The ombudsmen also review, upon receiving a complaint, decisions to decline the release of information under the Official Information Act 1982. This statute plays an important constitutional role in keeping government transparent and open.
Historically in New Zealand too much policy has been contained in regulations rather than statutes (acts). Regulations are authorised by acts of Parliament but they are made by the governor-general in council on the recommendation of cabinet. For example, the Economic Stabilisation Act 1948 allowed regulations to be made to control all wages, prices and other aspects of the economy. In response to this problem the Regulations (Disallowance) Act 1989 was passed, and complaints about delegated legislation can be made to the Regulations Review Committee of Parliament.
Other review authorities
In recent years there has been a proliferation of agencies to which the public can complain for review of various decisions or actions. Some of these are the Independent Police Complaints Authority, the Human Rights Commission, the race relations commissioner, the privacy commissioner, the parliamentary commissioner for the environment, the health and disability commissioner and the children’s commissioner.

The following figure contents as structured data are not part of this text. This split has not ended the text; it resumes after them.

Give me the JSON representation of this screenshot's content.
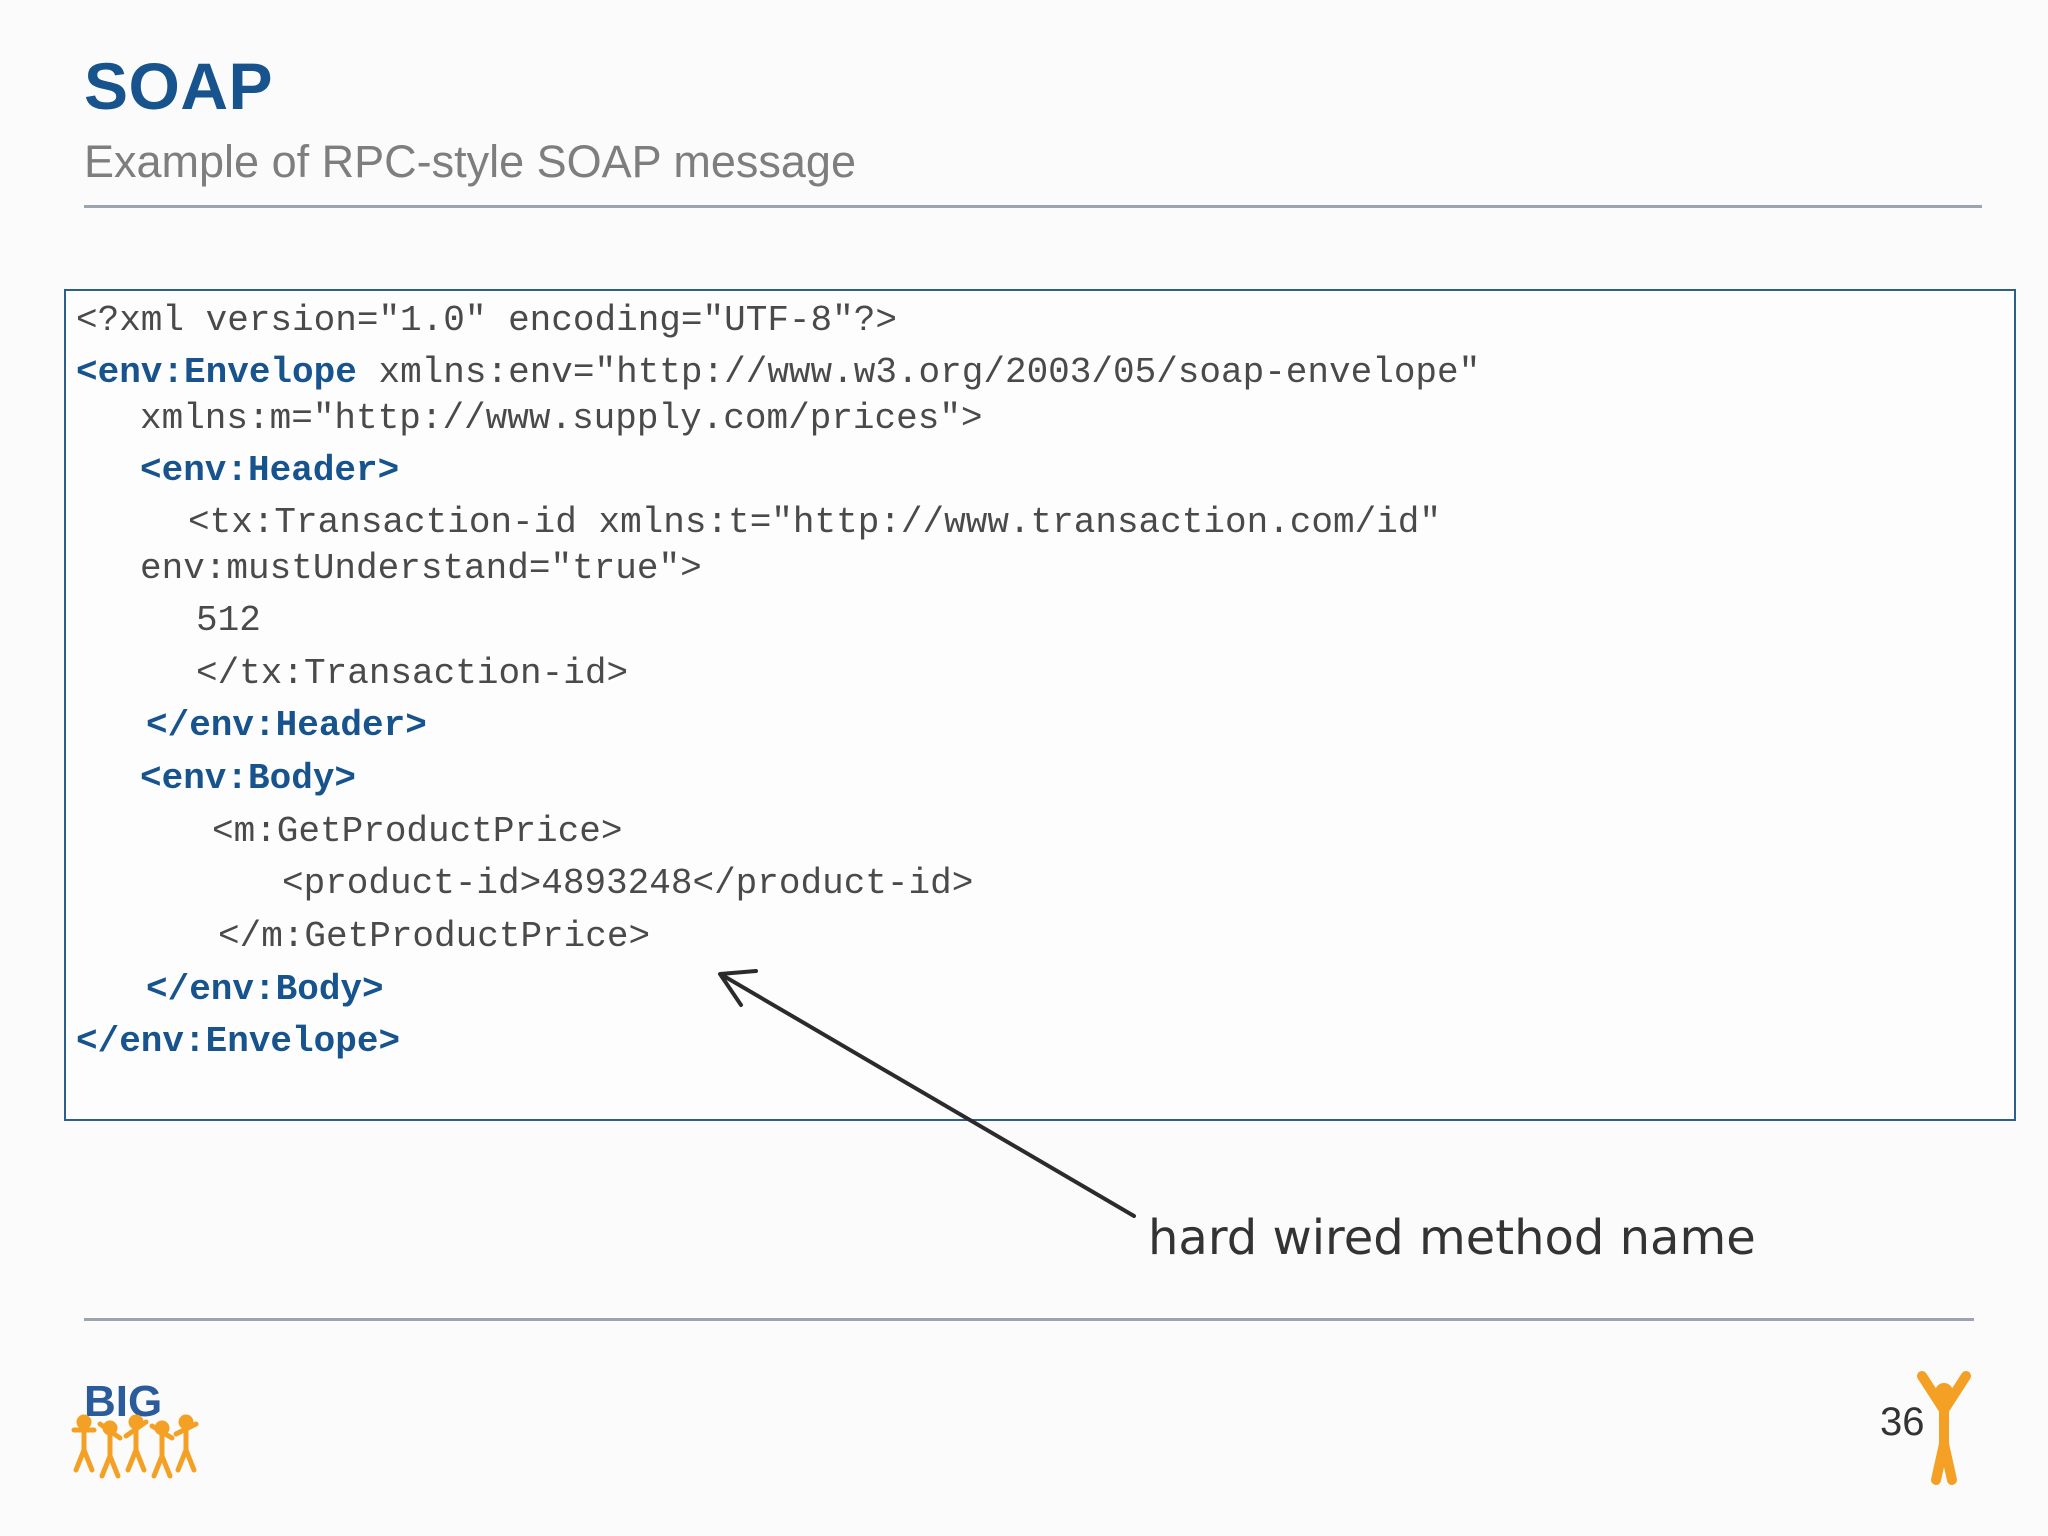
{
  "slide": {
    "title": "SOAP",
    "subtitle": "Example of RPC-style SOAP message",
    "page_number": "36",
    "annotation": "hard wired method name",
    "logo_text": "BIG"
  },
  "code": {
    "line1": "<?xml version=\"1.0\" encoding=\"UTF-8\"?>",
    "line2_tag": "<env:Envelope",
    "line2_rest": " xmlns:env=\"http://www.w3.org/2003/05/soap-envelope\"",
    "line3": "xmlns:m=\"http://www.supply.com/prices\">",
    "line4_tag": "<env:Header>",
    "line5": "<tx:Transaction-id xmlns:t=\"http://www.transaction.com/id\"",
    "line6": "env:mustUnderstand=\"true\">",
    "line7": "512",
    "line8": "</tx:Transaction-id>",
    "line9_tag": "</env:Header>",
    "line10_tag": "<env:Body>",
    "line11": "<m:GetProductPrice>",
    "line12": "<product-id>4893248</product-id>",
    "line13": "</m:GetProductPrice>",
    "line14_tag": "</env:Body>",
    "line15_tag": "</env:Envelope>"
  },
  "colors": {
    "title": "#17538d",
    "tag": "#17538d",
    "text": "#4a4a4a",
    "logo_blue": "#2a5b9b",
    "logo_orange": "#f4a024"
  }
}
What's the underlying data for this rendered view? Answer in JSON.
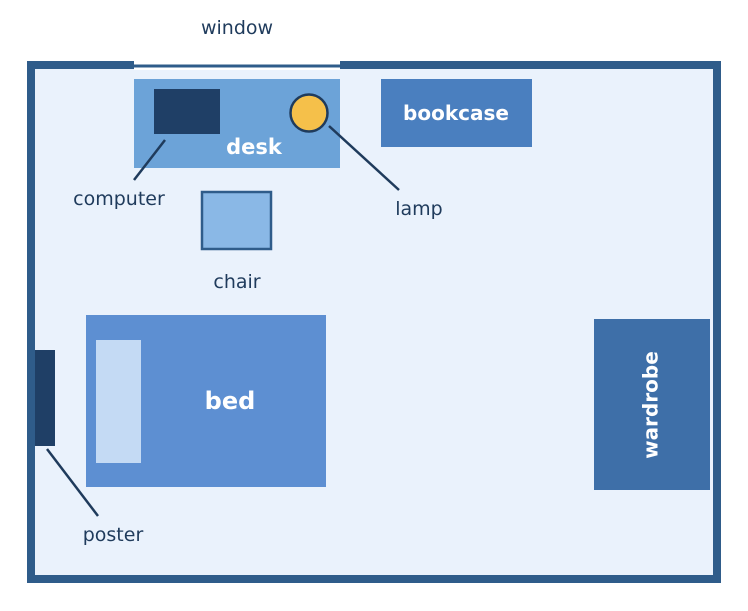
{
  "labels": {
    "window": "window",
    "desk": "desk",
    "bookcase": "bookcase",
    "computer": "computer",
    "lamp": "lamp",
    "chair": "chair",
    "bed": "bed",
    "wardrobe": "wardrobe",
    "poster": "poster"
  },
  "colors": {
    "wall": "#2f5c8a",
    "floor": "#eaf2fc",
    "desk": "#6ca3d8",
    "computer": "#1f3f66",
    "lamp": "#f5c04a",
    "bookcase": "#4a7fbf",
    "chair": "#8ab8e6",
    "bed": "#5d8fd2",
    "pillow": "#c4daf4",
    "wardrobe": "#3e6fa8",
    "poster": "#1f3f66",
    "leader": "#1f3b5c"
  }
}
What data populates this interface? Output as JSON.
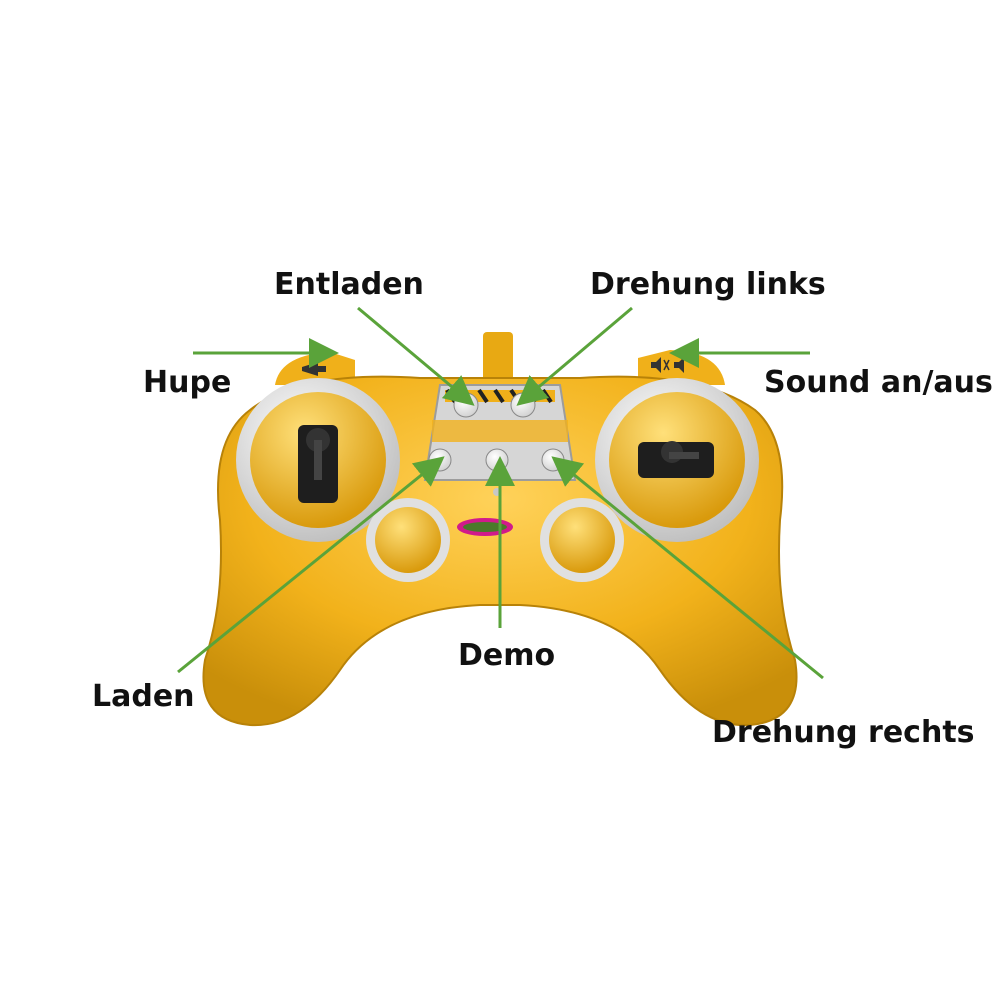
{
  "labels": {
    "entladen": "Entladen",
    "drehung_links": "Drehung links",
    "hupe": "Hupe",
    "sound": "Sound an/aus",
    "demo": "Demo",
    "laden": "Laden",
    "drehung_rechts": "Drehung rechts"
  },
  "colors": {
    "body": "#f2b21b",
    "body_dark": "#c98f0a",
    "ring": "#d9d9d9",
    "arrow": "#5aa33a",
    "button": "#eeeeee",
    "stick": "#222222"
  },
  "icons": {
    "horn": "horn-icon",
    "speaker": "speaker-mute-icon"
  }
}
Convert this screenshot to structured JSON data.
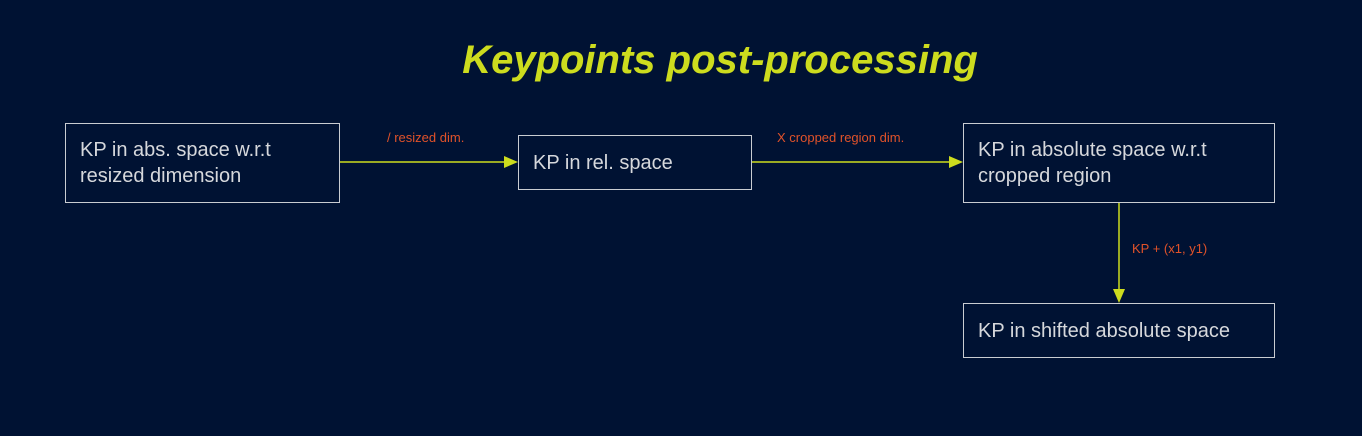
{
  "diagram": {
    "title": "Keypoints post-processing",
    "colors": {
      "background": "#001233",
      "title": "#cddc1e",
      "arrow": "#cddc1e",
      "box_border": "#c9ccd2",
      "box_text": "#d6d8dc",
      "edge_label": "#e0522a"
    },
    "nodes": [
      {
        "id": "n1",
        "lines": [
          "KP in abs. space w.r.t",
          "resized dimension"
        ]
      },
      {
        "id": "n2",
        "lines": [
          "KP in rel. space"
        ]
      },
      {
        "id": "n3",
        "lines": [
          "KP in absolute space w.r.t",
          "cropped region"
        ]
      },
      {
        "id": "n4",
        "lines": [
          "KP in shifted absolute space"
        ]
      }
    ],
    "edges": [
      {
        "from": "n1",
        "to": "n2",
        "label": "/ resized dim."
      },
      {
        "from": "n2",
        "to": "n3",
        "label": "X cropped region dim."
      },
      {
        "from": "n3",
        "to": "n4",
        "label": "KP + (x1, y1)"
      }
    ]
  }
}
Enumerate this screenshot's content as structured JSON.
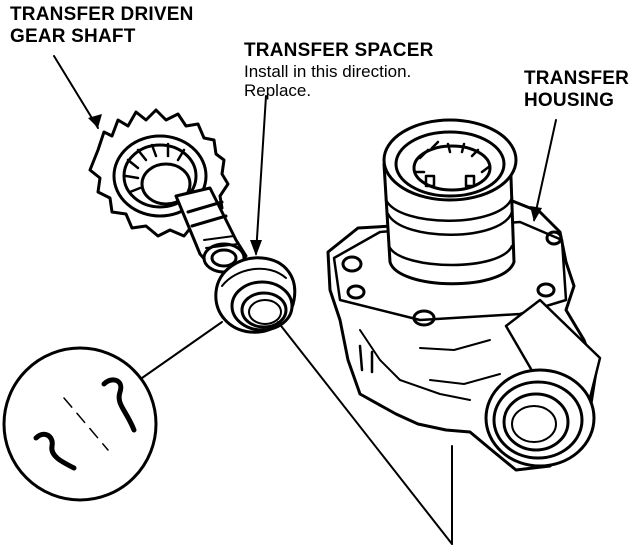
{
  "labels": {
    "shaft": "TRANSFER DRIVEN GEAR SHAFT",
    "spacer_title": "TRANSFER SPACER",
    "spacer_note1": "Install in this direction.",
    "spacer_note2": "Replace.",
    "housing": "TRANSFER HOUSING"
  }
}
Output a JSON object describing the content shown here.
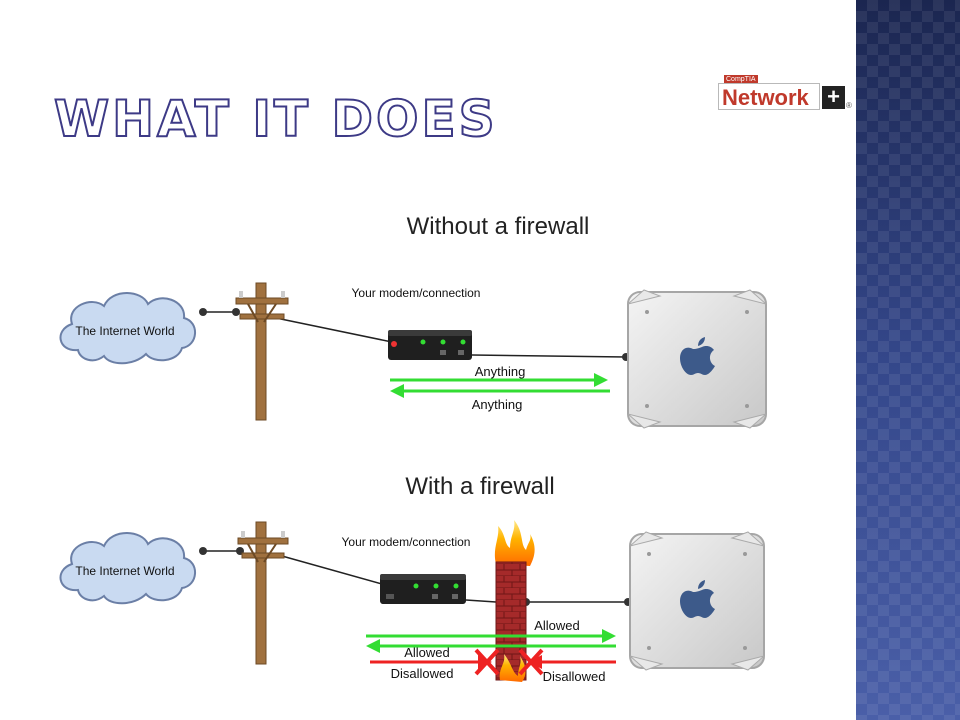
{
  "slide": {
    "title": "WHAT IT DOES"
  },
  "logo": {
    "small_text": "CompTIA",
    "main_text": "Network",
    "plus_symbol": "+",
    "trademark": "®"
  },
  "diagram_without": {
    "heading": "Without a firewall",
    "cloud_label": "The Internet World",
    "modem_label": "Your modem/connection",
    "arrow_out_label": "Anything",
    "arrow_in_label": "Anything"
  },
  "diagram_with": {
    "heading": "With a firewall",
    "cloud_label": "The Internet World",
    "modem_label": "Your modem/connection",
    "allowed_out_label": "Allowed",
    "allowed_in_label": "Allowed",
    "disallowed_out_label": "Disallowed",
    "disallowed_in_label": "Disallowed"
  },
  "colors": {
    "title_outline": "#3d3a86",
    "allowed_arrow": "#33dd33",
    "disallowed_arrow": "#ee2222",
    "cloud_fill": "#c9daf1",
    "cloud_stroke": "#6b7fa6",
    "pole": "#a0713f",
    "side_panel": "#2e3f78"
  }
}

Since the 1960s the courts have developed the techniques of administrative law to review the legality of government action. The Judicature Amendment Act 1972 said that ‘the exercise, refusal to exercise, or proposed or purported exercise by any person of any statutory power’ could be judicially reviewed by the High Court. Judicial review is a keystone of New Zealand public law and a significant contribution to the rule of law. Furthermore, the New Zealand Bill of Rights Act 1990 provides that ‘Every person whose rights, obligations or interests protected or recognised by law have been affected by a determination of any tribunal or other public authority has the right to apply, in accordance with law, for judicial review of that determination.’ The grounds for judicial review are essentially those developed by the judges in cases that come before them, and it is a branch of common law assisted by statute.
At its base administrative law is about fairness. Breaches of natural justice or of legitimate expectations, illegality or irrationality, or lack of consultation when there should have been consultation, can make decisions invalid. In New Zealand the government is subject to the law and not above it.